Nella sua lunga vita, Rodolfo Venditti si è dedicato all’ascolto di quell’ “Assoluto”, e in molte occasioni ha voluto condividere, soprattutto con i giovani, le proprie emozioni di fronte ai grandi capolavori dell’arte musicale. I compositori su cui Venditti concentra la sua riflessione in questo volume sono, dopo le pagine sulla millenaria stagione del canto gregoriano, il “teologo” Johann Sebastian Bach, Händel, Vivaldi, Haydn, Schubert (di cui si esalta la “divina bellezza” dell’Et incarnatus est nella grande Messa D. 950), Mendelssohn, Mahler (con un partecipe commento sul Veni Creator Spiritus dell’ottava sinfonia), Olivier Messiaen che rilanciò l’annuncio del Cristo e del suo messaggio di amore fin nel cuore del ‘900. Le tante pagine che Venditti dedica poi alla vita e all’arte di Beethoven mostrano come in quel catalogo immortale ebbe un posto di rilievo (spesso trascurato dalle biografie) proprio la musica sacra, dal “Cristo sul Monte degli Ulivi” alla grande Messa solenne op. 123, che Venditti commenta per un intero capitolo, ricordando anche le parole con cui il “titano della musica” definì quell’opera monumentale (“la creazione più felice del mio spirito”) che aveva occupato quasi cinque anni del proprio lavoro. Lo stesso compositore confidava, in una lettera all’amico Andrea Streicher: “Nel lavorare a questa grande Messa la mia intenzione principale era di destare dei sentimenti religiosi tanto in chi canta quanto in chi ascolta”. E lo aveva scritto, con accenti appassionati, anche sulla partitura: “Dal cuore, possa di nuovo andare ai cuori”.
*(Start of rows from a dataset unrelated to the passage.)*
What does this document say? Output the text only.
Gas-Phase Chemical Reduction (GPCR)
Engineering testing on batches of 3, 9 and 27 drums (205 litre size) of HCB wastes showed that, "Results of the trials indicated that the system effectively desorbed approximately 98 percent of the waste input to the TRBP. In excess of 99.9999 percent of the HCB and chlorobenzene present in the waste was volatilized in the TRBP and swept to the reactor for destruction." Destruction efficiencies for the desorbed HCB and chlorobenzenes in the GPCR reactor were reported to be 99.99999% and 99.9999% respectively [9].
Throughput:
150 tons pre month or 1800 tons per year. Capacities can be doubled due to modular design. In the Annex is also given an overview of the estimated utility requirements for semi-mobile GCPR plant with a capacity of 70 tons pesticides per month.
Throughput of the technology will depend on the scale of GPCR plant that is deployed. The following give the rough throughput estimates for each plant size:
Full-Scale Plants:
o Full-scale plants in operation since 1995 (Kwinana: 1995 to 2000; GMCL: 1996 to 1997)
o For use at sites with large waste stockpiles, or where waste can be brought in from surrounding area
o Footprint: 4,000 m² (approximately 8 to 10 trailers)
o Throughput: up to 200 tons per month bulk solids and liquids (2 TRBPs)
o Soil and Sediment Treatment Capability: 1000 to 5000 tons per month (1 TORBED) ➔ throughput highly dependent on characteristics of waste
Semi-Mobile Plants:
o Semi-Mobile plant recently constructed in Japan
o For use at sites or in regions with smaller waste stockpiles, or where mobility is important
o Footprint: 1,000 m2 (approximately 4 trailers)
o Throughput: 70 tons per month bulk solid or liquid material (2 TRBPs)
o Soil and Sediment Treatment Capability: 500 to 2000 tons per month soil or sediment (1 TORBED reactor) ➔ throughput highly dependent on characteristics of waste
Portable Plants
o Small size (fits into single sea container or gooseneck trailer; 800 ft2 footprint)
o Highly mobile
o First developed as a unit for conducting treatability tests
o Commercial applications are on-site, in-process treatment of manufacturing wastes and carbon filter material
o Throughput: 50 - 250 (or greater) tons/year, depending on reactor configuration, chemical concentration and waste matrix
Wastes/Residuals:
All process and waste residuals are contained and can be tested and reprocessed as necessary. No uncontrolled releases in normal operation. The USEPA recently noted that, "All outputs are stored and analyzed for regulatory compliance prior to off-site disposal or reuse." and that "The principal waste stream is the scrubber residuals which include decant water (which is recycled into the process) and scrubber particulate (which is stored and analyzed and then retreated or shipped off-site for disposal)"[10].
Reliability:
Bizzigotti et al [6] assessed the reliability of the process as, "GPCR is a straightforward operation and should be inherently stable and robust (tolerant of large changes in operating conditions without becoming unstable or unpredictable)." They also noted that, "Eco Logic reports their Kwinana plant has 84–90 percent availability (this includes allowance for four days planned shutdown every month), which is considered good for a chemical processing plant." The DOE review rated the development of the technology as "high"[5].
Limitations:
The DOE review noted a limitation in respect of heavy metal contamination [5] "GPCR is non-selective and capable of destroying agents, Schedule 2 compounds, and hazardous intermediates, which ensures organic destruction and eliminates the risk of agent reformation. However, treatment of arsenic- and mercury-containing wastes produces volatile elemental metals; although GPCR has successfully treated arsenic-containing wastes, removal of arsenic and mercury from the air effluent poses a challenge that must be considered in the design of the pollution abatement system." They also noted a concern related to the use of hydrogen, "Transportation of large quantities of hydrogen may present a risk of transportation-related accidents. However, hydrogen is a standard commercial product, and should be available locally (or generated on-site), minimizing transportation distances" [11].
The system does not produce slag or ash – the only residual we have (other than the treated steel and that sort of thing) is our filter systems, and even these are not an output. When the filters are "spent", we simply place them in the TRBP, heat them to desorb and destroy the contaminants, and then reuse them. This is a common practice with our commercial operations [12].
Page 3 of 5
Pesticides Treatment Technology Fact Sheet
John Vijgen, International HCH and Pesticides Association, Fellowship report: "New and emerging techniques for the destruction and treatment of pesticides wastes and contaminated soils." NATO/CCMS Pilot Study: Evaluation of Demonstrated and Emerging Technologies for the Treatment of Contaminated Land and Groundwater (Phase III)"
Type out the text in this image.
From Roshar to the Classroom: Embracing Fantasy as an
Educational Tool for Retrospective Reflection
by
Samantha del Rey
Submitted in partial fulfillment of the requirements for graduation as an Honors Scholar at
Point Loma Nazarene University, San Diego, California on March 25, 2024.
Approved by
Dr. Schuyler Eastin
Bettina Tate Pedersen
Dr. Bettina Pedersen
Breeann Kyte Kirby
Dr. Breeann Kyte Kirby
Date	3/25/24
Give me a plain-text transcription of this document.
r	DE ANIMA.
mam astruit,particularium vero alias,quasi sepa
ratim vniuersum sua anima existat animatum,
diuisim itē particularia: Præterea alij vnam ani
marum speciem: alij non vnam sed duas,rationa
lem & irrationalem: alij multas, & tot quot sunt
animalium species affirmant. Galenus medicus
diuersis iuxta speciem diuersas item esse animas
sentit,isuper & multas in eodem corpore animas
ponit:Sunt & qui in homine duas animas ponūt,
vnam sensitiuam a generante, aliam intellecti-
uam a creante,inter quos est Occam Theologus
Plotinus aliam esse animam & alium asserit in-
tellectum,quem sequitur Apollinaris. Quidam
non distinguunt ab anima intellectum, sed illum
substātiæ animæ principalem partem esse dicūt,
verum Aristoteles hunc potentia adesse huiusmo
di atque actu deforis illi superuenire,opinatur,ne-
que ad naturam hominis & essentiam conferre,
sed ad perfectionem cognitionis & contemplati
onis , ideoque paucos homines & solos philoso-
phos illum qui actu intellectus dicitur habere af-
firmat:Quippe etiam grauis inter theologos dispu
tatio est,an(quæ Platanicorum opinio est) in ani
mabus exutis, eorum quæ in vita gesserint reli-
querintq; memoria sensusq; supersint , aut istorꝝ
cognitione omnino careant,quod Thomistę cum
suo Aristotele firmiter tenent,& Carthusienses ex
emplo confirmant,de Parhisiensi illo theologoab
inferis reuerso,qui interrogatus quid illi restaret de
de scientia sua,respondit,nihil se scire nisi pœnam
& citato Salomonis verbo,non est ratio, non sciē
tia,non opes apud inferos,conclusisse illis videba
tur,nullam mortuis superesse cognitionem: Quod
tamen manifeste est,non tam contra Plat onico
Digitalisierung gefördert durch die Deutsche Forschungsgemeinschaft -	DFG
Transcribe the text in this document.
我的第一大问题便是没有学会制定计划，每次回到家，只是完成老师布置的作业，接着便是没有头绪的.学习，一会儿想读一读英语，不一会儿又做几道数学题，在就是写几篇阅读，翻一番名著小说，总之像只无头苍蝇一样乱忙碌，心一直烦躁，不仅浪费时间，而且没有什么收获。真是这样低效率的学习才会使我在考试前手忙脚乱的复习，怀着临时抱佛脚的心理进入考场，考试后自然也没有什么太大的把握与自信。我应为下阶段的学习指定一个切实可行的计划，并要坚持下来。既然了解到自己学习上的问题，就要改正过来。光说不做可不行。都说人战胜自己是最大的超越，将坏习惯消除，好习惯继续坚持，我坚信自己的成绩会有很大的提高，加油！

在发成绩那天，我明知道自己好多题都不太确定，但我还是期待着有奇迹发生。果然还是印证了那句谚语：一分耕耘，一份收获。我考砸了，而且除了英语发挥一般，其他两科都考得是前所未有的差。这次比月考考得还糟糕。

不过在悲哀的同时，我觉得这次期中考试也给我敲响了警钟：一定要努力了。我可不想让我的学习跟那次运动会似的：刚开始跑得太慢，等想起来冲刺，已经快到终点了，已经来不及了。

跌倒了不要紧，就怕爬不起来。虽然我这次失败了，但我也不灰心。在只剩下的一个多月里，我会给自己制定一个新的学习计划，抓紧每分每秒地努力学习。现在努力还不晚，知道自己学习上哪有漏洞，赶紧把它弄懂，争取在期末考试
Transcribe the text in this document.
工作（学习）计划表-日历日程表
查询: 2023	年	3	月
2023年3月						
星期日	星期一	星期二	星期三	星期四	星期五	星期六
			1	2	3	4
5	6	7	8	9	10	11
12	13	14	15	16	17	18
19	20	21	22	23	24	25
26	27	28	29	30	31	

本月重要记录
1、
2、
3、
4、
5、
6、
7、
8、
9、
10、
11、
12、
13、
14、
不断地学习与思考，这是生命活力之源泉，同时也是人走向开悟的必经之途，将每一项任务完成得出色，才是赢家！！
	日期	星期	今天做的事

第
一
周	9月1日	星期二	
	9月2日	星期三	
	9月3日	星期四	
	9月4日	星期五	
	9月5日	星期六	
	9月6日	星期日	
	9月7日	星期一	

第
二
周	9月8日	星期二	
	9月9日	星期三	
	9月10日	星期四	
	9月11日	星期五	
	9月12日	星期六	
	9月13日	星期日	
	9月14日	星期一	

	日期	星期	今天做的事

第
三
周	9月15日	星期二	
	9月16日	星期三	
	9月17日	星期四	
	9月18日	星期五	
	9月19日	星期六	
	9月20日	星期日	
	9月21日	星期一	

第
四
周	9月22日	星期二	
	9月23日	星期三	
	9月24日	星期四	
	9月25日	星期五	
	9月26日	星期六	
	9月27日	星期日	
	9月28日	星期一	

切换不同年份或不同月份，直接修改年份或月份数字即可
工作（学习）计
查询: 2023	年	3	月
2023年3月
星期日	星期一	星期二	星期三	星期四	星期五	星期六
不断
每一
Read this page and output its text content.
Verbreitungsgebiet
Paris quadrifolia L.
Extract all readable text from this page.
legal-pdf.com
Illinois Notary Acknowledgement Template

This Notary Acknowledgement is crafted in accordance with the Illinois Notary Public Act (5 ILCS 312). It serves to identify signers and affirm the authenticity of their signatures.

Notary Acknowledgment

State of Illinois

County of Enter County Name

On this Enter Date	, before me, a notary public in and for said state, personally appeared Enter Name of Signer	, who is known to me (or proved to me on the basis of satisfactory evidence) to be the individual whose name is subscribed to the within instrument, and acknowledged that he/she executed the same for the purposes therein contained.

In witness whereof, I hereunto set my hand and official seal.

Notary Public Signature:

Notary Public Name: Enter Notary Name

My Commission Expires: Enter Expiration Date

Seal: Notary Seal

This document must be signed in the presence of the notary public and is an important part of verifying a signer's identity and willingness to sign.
Nelle tante pagine dedicate al suo amato Beethoven, Venditti accompagna il lettore e potenziale ascoltatore sia della grandiosa Messa (la Missa solemnis op. 123) sia dell’immortale ultima sinfonia, commentando sempre da appassionato anche il “messaggio” che scopre in quelle opere. Così come, nel finale “Inno alla gioia” che conclude la “Nona”, Venditti mette in luce quel nuovo tipo di “eroe” che l’“illuminista” Beethoven identificava con colui che, spendendo le proprie energie per promuovere i diritti universali e per costruire nella giustizia l’unità della “famiglia umana”, contribuisce alla costruzione di una nuova “armonia sociale”. Proprio come ha fatto nella propria vita il magistrato musicologo Rodolfo Venditti.